Efficacité ? Sur le plan médical, c’est limité. Il y a seulement eu deux ou trois cas où, heureusement que nous étions là pour faire hospitaliser d’urgence des malades qui auraient pu mourir et pour des campagnes de vaccination contre la variole. Je crois beaucoup plus à l’efficacité en termes de relations humaines, et des deux côtés. Côté indien, j’ai pu voir en retournant là-bas que quelque chose était passé. Mais je suis sûre que l’on apprend beaucoup plus en allant là-bas qu’eux n’apprennent de notre passage. C’est assez à sens unique. J’ai beaucoup appris sur moi aussi : une très grande ouverture, qui permet d’être plus tolérante, d’être conscientisée sur beaucoup de choses, y compris sur le plan politique ; au total d’être différente. Pour moi, il y a avant l’Inde et après l’Inde. Si ça avait été après l’Inde, j’aurais vécu mai 68 bien différemment. Je suis beaucoup plus tournée vers l’extérieur qu’avant, où j’étais très centrée sur mon petit boulot.
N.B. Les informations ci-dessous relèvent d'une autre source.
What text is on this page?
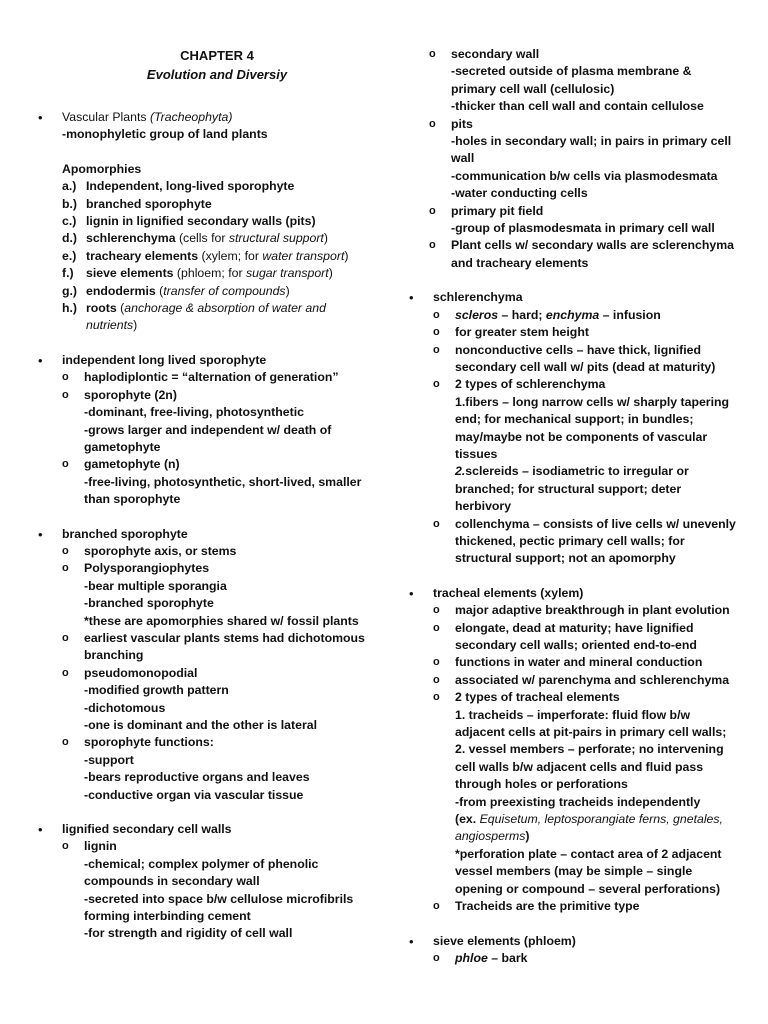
CHAPTER 4
Evolution and Diversiy
• Vascular Plants (Tracheophyta)
-monophyletic group of land plants
Apomorphies
a.) Independent, long-lived sporophyte
b.) branched sporophyte
c.) lignin in lignified secondary walls (pits)
d.) schlerenchyma (cells for structural support)
e.) tracheary elements (xylem; for water transport)
f.) sieve elements (phloem; for sugar transport)
g.) endodermis (transfer of compounds)
h.) roots (anchorage & absorption of water and nutrients)
• independent long lived sporophyte
o haplodiplontic = “alternation of generation”
o sporophyte (2n)
-dominant, free-living, photosynthetic
-grows larger and independent w/ death of gametophyte
o gametophyte (n)
-free-living, photosynthetic, short-lived, smaller than sporophyte
• branched sporophyte
o sporophyte axis, or stems
o Polysporangiophytes
-bear multiple sporangia
-branched sporophyte
*these are apomorphies shared w/ fossil plants
o earliest vascular plants stems had dichotomous branching
o pseudomonopodial
-modified growth pattern
-dichotomous
-one is dominant and the other is lateral
o sporophyte functions:
-support
-bears reproductive organs and leaves
-conductive organ via vascular tissue
• lignified secondary cell walls
o lignin
-chemical; complex polymer of phenolic compounds in secondary wall
-secreted into space b/w cellulose microfibrils forming interbinding cement
-for strength and rigidity of cell wall
o secondary wall
-secreted outside of plasma membrane & primary cell wall (cellulosic)
-thicker than cell wall and contain cellulose
o pits
-holes in secondary wall; in pairs in primary cell wall
-communication b/w cells via plasmodesmata
-water conducting cells
o primary pit field
-group of plasmodesmata in primary cell wall
o Plant cells w/ secondary walls are sclerenchyma and tracheary elements
• schlerenchyma
o scleros – hard; enchyma – infusion
o for greater stem height
o nonconductive cells – have thick, lignified secondary cell wall w/ pits (dead at maturity)
o 2 types of schlerenchyma
1.fibers – long narrow cells w/ sharply tapering end; for mechanical support; in bundles; may/maybe not be components of vascular tissues
2.sclereids – isodiametric to irregular or branched; for structural support; deter herbivory
o collenchyma – consists of live cells w/ unevenly thickened, pectic primary cell walls; for structural support; not an apomorphy
• tracheal elements (xylem)
o major adaptive breakthrough in plant evolution
o elongate, dead at maturity; have lignified secondary cell walls; oriented end-to-end
o functions in water and mineral conduction
o associated w/ parenchyma and schlerenchyma
o 2 types of tracheal elements
1. tracheids – imperforate: fluid flow b/w adjacent cells at pit-pairs in primary cell walls;
2. vessel members – perforate; no intervening cell walls b/w adjacent cells and fluid pass through holes or perforations
-from preexisting tracheids independently
(ex. Equisetum, leptosporangiate ferns, gnetales, angiosperms)
*perforation plate – contact area of 2 adjacent vessel members (may be simple – single opening or compound – several perforations)
o Tracheids are the primitive type
• sieve elements (phloem)
o phloe – bark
C’est aussi une autre façon de vivre: refus de la société de consommation, ce qui paraît ridicule à la jeune génération.
L’importance de ce chapitre illustre le rôle particulier joué par l’Asie et particulièrement par l’Inde, dans l’histoire du SCI. Il s’explique d’abord par la place mythique qu’occupait ce pays après la guerre, dans l’esprit de beaucoup de jeunes ayant des aspirations idéalistes, notamment grâce à Gandhi et à sa place dans le mouvement non violent. Avec le recul d’un demi-siècle, on est également frappé par le côté romanesque qu’impliquait le dépaysement dans un pays si lointain et si différent, avec les longs voyages en bateau et les rencontres qui en résultaient.